78 I will come back to the remark about Kattenberg later. Edmonds J, however, had nothing to say about factor 6(i) and the question with which he was concerned did not involve exposure to anything. Here, provided that Mrs Knight could show, for example, that her husband's presence in the relevant atmosphere arose out of, or was attributable to his service, was contributed to in a material degree by that service, or would not have occurred but for the rendering of that service or but for changes in Mr Knight's environment consequent upon his having rendered that service (see s 196B(14)(b), (d) and (f)), later exposure to such an atmosphere could bring Mr Knight within the five year latency period. In Newson the Tribunal had taken a similar approach when it was considering factor 6(i) of the 2005 SoP (concerning osteoarthrosis of the right hip), a conclusion which was not the subject of criticism on appeal. See Newson at [24]-[25] and [36].
79 Just as Edmonds J said of "such physical activity" in Newson, the reference to "last exposure" is, indeed, a reference back to the exposure meeting the anterior terms in the factor, but it does not follow that "last exposure" in factor 6(i) of the SoP means last exposure during a period of relevant service.
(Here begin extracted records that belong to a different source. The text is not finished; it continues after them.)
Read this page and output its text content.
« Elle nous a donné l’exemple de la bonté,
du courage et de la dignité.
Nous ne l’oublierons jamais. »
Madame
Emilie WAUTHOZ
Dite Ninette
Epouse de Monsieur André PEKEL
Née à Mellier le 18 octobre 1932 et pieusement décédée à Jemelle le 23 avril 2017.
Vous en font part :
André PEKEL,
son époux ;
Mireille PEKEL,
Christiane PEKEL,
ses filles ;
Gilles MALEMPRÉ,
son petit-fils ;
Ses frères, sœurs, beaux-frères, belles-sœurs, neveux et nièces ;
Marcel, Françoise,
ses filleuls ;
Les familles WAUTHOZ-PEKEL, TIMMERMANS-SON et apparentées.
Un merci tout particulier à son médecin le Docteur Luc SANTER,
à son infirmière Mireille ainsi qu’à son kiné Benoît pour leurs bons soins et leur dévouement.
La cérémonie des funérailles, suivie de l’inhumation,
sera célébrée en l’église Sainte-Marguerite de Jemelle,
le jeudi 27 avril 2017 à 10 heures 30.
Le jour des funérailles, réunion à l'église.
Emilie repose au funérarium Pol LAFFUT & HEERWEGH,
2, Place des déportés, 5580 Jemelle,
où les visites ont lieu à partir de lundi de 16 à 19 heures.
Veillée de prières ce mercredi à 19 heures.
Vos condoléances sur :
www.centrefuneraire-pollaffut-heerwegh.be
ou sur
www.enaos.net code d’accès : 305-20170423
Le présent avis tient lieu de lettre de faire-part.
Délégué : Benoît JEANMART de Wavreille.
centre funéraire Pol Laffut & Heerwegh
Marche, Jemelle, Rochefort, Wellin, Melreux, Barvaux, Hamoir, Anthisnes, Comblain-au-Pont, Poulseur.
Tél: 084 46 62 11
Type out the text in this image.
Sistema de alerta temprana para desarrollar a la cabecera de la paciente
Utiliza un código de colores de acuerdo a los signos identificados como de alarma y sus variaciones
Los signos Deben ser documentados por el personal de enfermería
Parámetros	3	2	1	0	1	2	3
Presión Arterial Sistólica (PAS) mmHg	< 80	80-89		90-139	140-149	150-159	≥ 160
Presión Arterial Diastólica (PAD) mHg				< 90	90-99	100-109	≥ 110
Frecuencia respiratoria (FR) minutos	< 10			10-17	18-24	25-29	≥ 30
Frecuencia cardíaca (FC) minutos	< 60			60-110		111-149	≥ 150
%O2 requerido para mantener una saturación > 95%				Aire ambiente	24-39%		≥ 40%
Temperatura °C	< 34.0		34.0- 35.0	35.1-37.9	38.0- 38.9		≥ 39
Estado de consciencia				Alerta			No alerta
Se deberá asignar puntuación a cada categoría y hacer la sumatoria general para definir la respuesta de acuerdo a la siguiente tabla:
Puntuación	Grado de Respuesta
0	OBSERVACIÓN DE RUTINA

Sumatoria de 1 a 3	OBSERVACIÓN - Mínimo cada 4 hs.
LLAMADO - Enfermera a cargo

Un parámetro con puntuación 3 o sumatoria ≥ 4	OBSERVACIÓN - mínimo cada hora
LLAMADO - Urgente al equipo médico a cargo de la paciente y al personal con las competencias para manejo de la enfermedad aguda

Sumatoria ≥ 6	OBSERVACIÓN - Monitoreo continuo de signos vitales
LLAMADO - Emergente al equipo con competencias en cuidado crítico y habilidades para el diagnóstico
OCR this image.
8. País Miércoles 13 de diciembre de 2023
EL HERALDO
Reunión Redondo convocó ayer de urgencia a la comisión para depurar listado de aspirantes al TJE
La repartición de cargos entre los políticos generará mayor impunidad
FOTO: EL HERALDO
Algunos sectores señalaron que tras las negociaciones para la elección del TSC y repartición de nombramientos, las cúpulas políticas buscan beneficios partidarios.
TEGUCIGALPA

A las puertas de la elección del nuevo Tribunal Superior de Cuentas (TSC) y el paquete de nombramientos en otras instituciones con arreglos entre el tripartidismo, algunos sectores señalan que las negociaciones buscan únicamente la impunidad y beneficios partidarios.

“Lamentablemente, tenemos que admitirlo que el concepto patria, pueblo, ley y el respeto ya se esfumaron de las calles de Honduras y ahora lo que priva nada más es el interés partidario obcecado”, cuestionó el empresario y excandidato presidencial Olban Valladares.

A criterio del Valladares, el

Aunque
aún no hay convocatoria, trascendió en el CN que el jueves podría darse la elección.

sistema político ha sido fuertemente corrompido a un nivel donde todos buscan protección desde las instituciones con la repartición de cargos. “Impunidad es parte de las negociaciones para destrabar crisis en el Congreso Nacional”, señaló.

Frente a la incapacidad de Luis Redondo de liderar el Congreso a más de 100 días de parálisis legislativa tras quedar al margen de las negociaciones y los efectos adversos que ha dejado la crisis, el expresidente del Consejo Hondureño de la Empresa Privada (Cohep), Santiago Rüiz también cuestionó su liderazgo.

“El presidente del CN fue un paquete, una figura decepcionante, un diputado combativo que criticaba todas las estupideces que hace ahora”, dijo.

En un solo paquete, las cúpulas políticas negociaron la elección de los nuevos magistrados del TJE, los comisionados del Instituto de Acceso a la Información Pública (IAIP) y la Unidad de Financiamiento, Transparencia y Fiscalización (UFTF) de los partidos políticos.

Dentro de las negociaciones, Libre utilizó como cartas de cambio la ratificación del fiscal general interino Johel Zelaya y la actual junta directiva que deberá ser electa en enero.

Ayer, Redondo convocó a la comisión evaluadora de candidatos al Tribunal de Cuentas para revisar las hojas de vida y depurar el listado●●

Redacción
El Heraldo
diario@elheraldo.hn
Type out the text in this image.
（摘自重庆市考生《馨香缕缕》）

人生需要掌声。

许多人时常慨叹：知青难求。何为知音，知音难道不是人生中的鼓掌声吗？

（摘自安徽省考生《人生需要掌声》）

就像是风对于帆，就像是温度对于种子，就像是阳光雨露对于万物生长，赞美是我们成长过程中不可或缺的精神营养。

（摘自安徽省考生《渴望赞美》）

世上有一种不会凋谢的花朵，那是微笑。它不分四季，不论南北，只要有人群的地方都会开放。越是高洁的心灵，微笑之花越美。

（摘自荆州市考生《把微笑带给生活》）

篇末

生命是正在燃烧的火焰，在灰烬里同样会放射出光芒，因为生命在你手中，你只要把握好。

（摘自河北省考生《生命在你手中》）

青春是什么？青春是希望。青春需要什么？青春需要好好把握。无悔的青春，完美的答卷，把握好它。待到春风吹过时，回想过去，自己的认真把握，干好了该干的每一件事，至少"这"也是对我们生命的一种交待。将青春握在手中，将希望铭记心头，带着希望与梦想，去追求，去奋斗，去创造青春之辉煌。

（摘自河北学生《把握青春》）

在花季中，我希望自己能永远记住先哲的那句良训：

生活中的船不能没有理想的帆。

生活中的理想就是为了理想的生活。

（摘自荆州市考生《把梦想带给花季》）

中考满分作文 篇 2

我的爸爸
80 As Mr Vincent submitted, Newson is distinguishable. Unlike factor 6(i) of the SoP, which does not prescribe a time period over which exposure to the requisite atmosphere must occur, the relevant clauses in the SoP concerning osteoarthrosis contained a time period (ten years) during which the relevant activity had to be performed. In Newson the medical condition could not be related to service unless at least some of the service occurred in the period.